Mexico, the varietal pacamara and Winkler, Manitoba. All 3 wouldn’t be top of mind if someone asked you to describe delicious specialty coffee. In this instance however, it’s all coming together to create something fantastic. The Finca Kassandra roasted by Other Brother Roasters is done to perfection.
“This one was definitely not like roasting any of the other coffees we’ve done. It was fickle. This one it needed to be a bit more of a gentle roast – we couldn’t go at it too aggressively. A little bit of a longer drying time during the roast was important for this one.” explained Chris Hildebrand, Roaster at Other Brother.
When the cup is warm it has creamy notes of milk chocolate that dominate the cup, followed by a red cherry acidity and back to a chocolate truffle and cocoa nibs in the aftertaste. When the cup cools it transforms - essentially into a completely different cup of coffee. Savoury notes of basil, tomato and bacon.
This cup of coffee is ridiculously interesting. It’s an adventure of a cup of coffee. A roller coaster of a ride all in your morning joe.
At the annual barista competition it was the bean of choice for a barista from Johnny’s Java, a partnering café in Winkler. This was the one they wanted to use to showcase their best work and flaunt the skill. Flaunt it proudly, as this pacamara deserves the praise.
The farm established by the Rivas Family is minuscule - specifically the portion designated for growing Pacamara. About 4% of the total 600 hectares are for Pacamara. The rest is for other varietals and, surprisingly, macadamia nuts. Award winning coffee and macadamia nuts? No, this isn't Hawaii!
REGION: Veracruz - Near Totutla and Huatusco
PROCESSING: Fully Washed
"People indulging in this coffee should find caramel sweetness with a pitted fruit acidity and fresh floral aromatics."

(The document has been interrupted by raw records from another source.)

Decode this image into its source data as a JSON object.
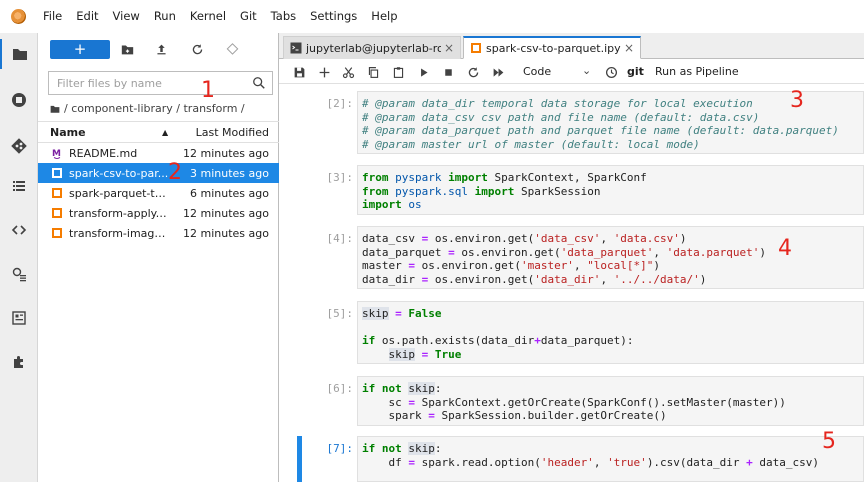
{
  "menubar": {
    "items": [
      "File",
      "Edit",
      "View",
      "Run",
      "Kernel",
      "Git",
      "Tabs",
      "Settings",
      "Help"
    ]
  },
  "filebrowser": {
    "new_label": "+",
    "search_placeholder": "Filter files by name",
    "breadcrumb": "/ component-library / transform /",
    "columns": {
      "name": "Name",
      "modified": "Last Modified"
    },
    "files": [
      {
        "name": "README.md",
        "modified": "12 minutes ago",
        "icon": "markdown-icon"
      },
      {
        "name": "spark-csv-to-par...",
        "modified": "3 minutes ago",
        "icon": "notebook-icon"
      },
      {
        "name": "spark-parquet-to...",
        "modified": "6 minutes ago",
        "icon": "notebook-icon"
      },
      {
        "name": "transform-apply.i...",
        "modified": "12 minutes ago",
        "icon": "notebook-icon"
      },
      {
        "name": "transform-image...",
        "modified": "12 minutes ago",
        "icon": "notebook-icon"
      }
    ]
  },
  "tabs": [
    {
      "label": "jupyterlab@jupyterlab-rom",
      "close": "×"
    },
    {
      "label": "spark-csv-to-parquet.ipynb",
      "close": "×"
    }
  ],
  "notebook_toolbar": {
    "cell_type": "Code",
    "git_label": "git",
    "pipeline_label": "Run as Pipeline"
  },
  "cells": [
    {
      "prompt": "[2]:"
    },
    {
      "prompt": "[3]:"
    },
    {
      "prompt": "[4]:"
    },
    {
      "prompt": "[5]:"
    },
    {
      "prompt": "[6]:"
    },
    {
      "prompt": "[7]:"
    }
  ],
  "annotations": [
    "1",
    "2",
    "3",
    "4",
    "5"
  ],
  "colors": {
    "accent": "#1976d2",
    "selected_row": "#1e88e5",
    "annotation": "#e5261e"
  }
}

“We believe that we are accountable to the farmer.” Jon Plett, co-owner of Other Brother Coffee Roasters tells us. They’re quite particular about their relationships with the farmers, however it’s not about the certificates on the bag. In fact, Jon won’t be bragging about any certifications their coffees have.
“We might happen to have coffees that possess those certifications but to date we have never put them on our labels” as he refers to Organic, Rainforest Alliance and the likes. “Each one of the certifications has its flaws and bottlenecks. We focus on treating people as people and having a relationship with our suppliers as well as our vendors.”

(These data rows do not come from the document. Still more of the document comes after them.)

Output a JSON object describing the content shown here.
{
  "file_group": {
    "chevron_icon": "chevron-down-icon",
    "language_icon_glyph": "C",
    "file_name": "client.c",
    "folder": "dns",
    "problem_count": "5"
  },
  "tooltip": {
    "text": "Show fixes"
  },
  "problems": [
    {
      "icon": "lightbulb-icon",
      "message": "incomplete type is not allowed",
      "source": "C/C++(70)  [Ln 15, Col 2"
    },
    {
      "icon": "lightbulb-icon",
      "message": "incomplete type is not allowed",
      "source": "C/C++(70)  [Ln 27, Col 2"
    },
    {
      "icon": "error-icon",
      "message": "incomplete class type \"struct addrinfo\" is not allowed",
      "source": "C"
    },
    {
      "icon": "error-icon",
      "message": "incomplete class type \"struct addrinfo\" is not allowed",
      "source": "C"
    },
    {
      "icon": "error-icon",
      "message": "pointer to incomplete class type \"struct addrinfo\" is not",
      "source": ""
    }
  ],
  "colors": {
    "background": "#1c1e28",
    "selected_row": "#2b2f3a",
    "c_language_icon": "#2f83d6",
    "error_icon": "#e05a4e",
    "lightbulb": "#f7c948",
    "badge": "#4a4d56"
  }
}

We focus on treating people as people and having a relationship with our suppliers as well as our vendors.
It’s a rather interesting perspective to take. The certification process could be arduous for the micro-lot farmer. With a limited amount of funds to the producers’ name, Other Brother realizes that coffee farmers are among the poorest in the world and can’t prioritize a certification in exchange for marketability. Don’t expect the farmer to be fleeced by this roaster because of it though – Other Brother is all about providing a fair price for beans.

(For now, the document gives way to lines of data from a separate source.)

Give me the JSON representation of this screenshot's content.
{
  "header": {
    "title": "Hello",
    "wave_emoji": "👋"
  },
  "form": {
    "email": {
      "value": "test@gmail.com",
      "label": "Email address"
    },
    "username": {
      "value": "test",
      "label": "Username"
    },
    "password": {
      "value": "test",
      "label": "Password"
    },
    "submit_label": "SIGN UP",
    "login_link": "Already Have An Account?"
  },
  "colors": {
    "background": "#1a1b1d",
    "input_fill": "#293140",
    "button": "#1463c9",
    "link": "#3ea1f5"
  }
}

“As a business person you want to be profitable but you don’t bite the hand that feeds you. You screw that farmer; he’s out of work, which means you’re out of work. Everyone has to be honored and treated respectfully.”
It’s not a self-serving thing for them. Why the extra respect for the farmer?
Jon & his brother Sam Plett were born and raised in Boliva & Mexico. Now they live and operate their roaster out of the small farming town of Winkler, Manitoba. In both locations they’ve had a lot of interaction with farmers, and they understand what the farmer has to go through.
“Farmers put so much in the uncontrollable situations and variables. It’s really tough. It’s been eye opening that experience to grow up around farmers, but it’s also been very frustrating since you try to be the voice of the unheard. With coffee farmers who are working in the mountains and not using machinery – they have to bring their coffee down to the washing stations fairly quickly, so that their coffee doesn’t ferment... It’s a tonne of work.”
Luckily enough, being in the farming town of Winkler, some residents are quite open to hearing and learning about the struggles that a coffee farmer goes through. With that, they’ve established a small but growing customer base of offices, retail grocery chains and cafes that are willing to pay a fair price for their beans and for the farmers.
Sam, an engineer by trade, built a roaster himself and began roasting out of his garage. Once his beans were up to a certain quality, he teamed up with his café owning brother, Jon and together they began assembling the pieces for a real roasting operation.
Roasting actually has deep roots within the Plett family as their father and grandfather both were heavily in the roasting craft. His father never roasted coffee, but were more in the almonds, flax seed, peanuts etc. However it was less on the roasting and more on the relationship side of things that he felt was learned from his fathers’ operation.
As a coffee roaster you are the second last step in the process to showcase the farmers life’s work.
“Watching him over and over deal with people & farmers. How to create and honor their life’s work. As a coffee roaster you are the second last step in the process to showcase the farmers life’s work. To honor that beans’ journey.”
Jon shares “If we can become half the men they are, I think we’ve succeeded."